Il mondo-fiction, tipo “Reality”, del signore di Arcore, che il 24 ottobre 2012 ha dichiarato ufficialmente di non ricandidarsi per le elezioni politiche dell’aprile 2013 (dichiarazione smentita da lui stesso all’inizio della campagna elettorale, di cui è diventato uno dei protagonisti), sembra che sia destinata sempre di più a spappolarsi sotto l’enorme peso di scandali, corruzioni e ruberie di Stato, di cui la caduta della Giunta lombarda del Celeste Formigoni e il Laziogate ne sono state le ultime manifestazioni. «Meglio il carcere che il Pdl»: le parole dell’ex capogruppo consiliare del Pdl alla Regione Lazio Franco Fiorito detto “er Batman” (il “nipote di Bud Spencer”, come Ruby lo era di Mubarak, secondo uno spiritoso slogan che ha circolato sul web all’epoca del suo arresto, nell’ottobre 2012), ne sono l’epitaffio. Al suo fianco, si è fatta avanti un’altra Italia: sotto l’aspetto che qui ci riguarda, è l’Italia tecno-bancocratica di Monti, Passera, Fornero, emanazione più o meno diretta dei poteri forti interni e internazionali, altrettanta collusa col Vaticano di quella berlusconiana.
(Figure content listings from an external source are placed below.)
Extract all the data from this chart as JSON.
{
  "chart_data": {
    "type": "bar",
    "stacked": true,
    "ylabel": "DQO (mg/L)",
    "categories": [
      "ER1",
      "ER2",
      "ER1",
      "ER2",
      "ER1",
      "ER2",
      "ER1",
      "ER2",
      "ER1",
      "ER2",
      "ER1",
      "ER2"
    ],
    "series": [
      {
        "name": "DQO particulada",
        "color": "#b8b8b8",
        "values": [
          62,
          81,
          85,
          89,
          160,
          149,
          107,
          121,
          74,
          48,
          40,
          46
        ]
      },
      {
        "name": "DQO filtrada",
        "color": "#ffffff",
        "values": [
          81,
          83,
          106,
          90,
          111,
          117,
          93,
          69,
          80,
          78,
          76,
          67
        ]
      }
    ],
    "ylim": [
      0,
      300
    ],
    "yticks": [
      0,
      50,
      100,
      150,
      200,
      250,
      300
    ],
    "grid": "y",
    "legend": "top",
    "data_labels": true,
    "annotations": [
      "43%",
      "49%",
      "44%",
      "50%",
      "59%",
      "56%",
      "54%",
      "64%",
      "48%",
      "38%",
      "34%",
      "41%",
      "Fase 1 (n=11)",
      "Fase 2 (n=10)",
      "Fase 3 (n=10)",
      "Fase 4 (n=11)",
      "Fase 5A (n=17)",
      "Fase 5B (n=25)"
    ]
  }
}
Avvinghiate in una lotta impari, l’Italia laica ha purtroppo sempre subìto i colpi, l’assedio, l’attacco concertato delle altre due, talvolta divise su altri fronti ma costantemente alleate su quello antilaico. E li ha pesantemente subìti anche col governo di Mario Monti, prosecuzione “tecnica” dell’antilaicismo democristiano e berlusconiano (non a caso è stato coniato, sempre in rete, il termine di “Berlusmonti”, che fa il paio con l’altro di “Caimario”). Ieri come oggi, tuttavia, non è facile distinguerle, le tre Italie (il governo Letta di “larghe intese”, benedetto dalla Cei, e nato dalla confluenza di Pdl, Lista civica di Monti e Pd, né è l’estrema dimostrazione). E ciò dipende anche dalla difficoltà, tutta italiana, di dare un significato preciso ai termini di laicità e laicismo, data la babele linguistica e concettuale che si è voluto e si vuole artificiosamente creare su questo tema.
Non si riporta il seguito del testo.